🤖 AI Summary
This study addresses the problem of fine-grained modeling of user trust and privacy concerns in mobile health applications. To advance interdisciplinary research at the intersection of health informatics and natural language processing (NLP), we construct and publicly release HARPT—a large-scale, manually annotated corpus of 480,000 Chinese app reviews—featuring seven fine-grained label categories covering user perceptions toward apps, service providers, and privacy risks. Methodologically, we propose an integrated framework combining rule-based filtering, iterative human annotation, semantic augmentation, and Transformer-based weakly supervised learning, significantly improving annotation efficiency and quality. We systematically evaluate multiple models on a rigorously validated subset of 7,000 samples, establishing high-performance baselines (up to 92.3% F1-score). HARPT is the first fine-grained Chinese corpus dedicated to trust and privacy in mobile health, providing both a foundational dataset and a methodological paradigm for research on trustworthy health AI.
📝 Abstract
We present HARPT, a large-scale annotated corpus of mobile health app store reviews aimed at advancing research in user privacy and trust. The dataset comprises over 480,000 user reviews labeled into seven categories that capture critical aspects of trust in applications, trust in providers and privacy concerns.

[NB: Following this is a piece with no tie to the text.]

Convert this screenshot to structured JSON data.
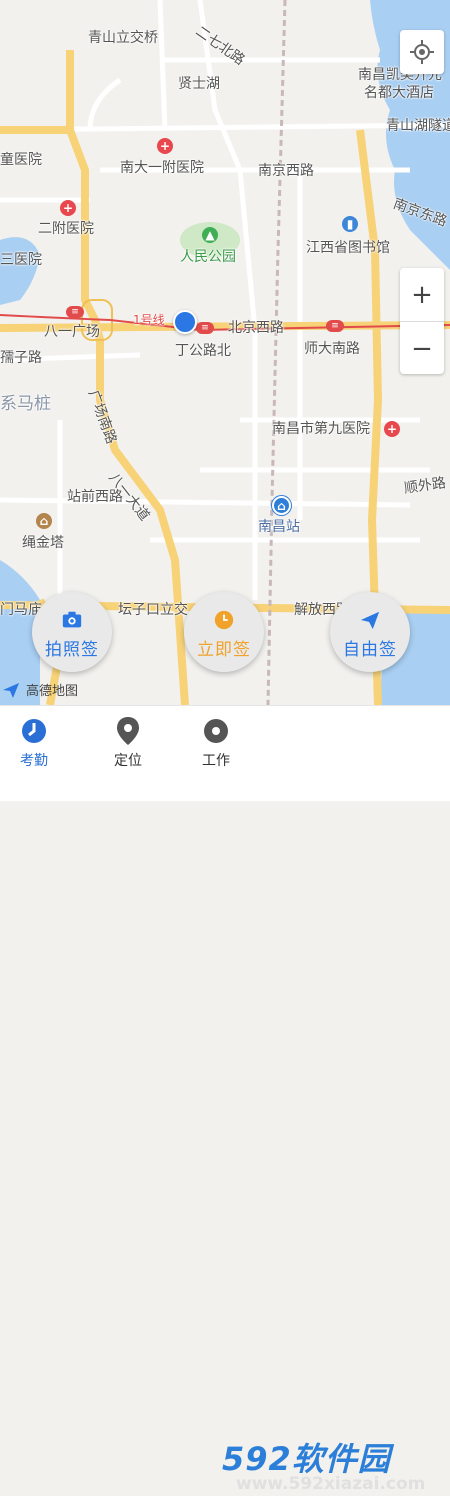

Creating HARPT required addressing multiple complexities, such as defining a nuanced label schema, isolating relevant content from large volumes of noisy data, and designing an annotation strategy that balanced scalability with accuracy. This strategy integrated rule-based filtering, iterative manual labeling with review, targeted data augmentation, and weak supervision using transformer-based classifiers to accelerate coverage. In parallel, a carefully curated subset of 7,000 reviews was manually annotated to support model development and evaluation. We benchmark a broad range of classification models, demonstrating that strong performance is achievable and providing a baseline for future research. HARPT is released as a public resource to support work in health informatics, cybersecurity, and natural language processing.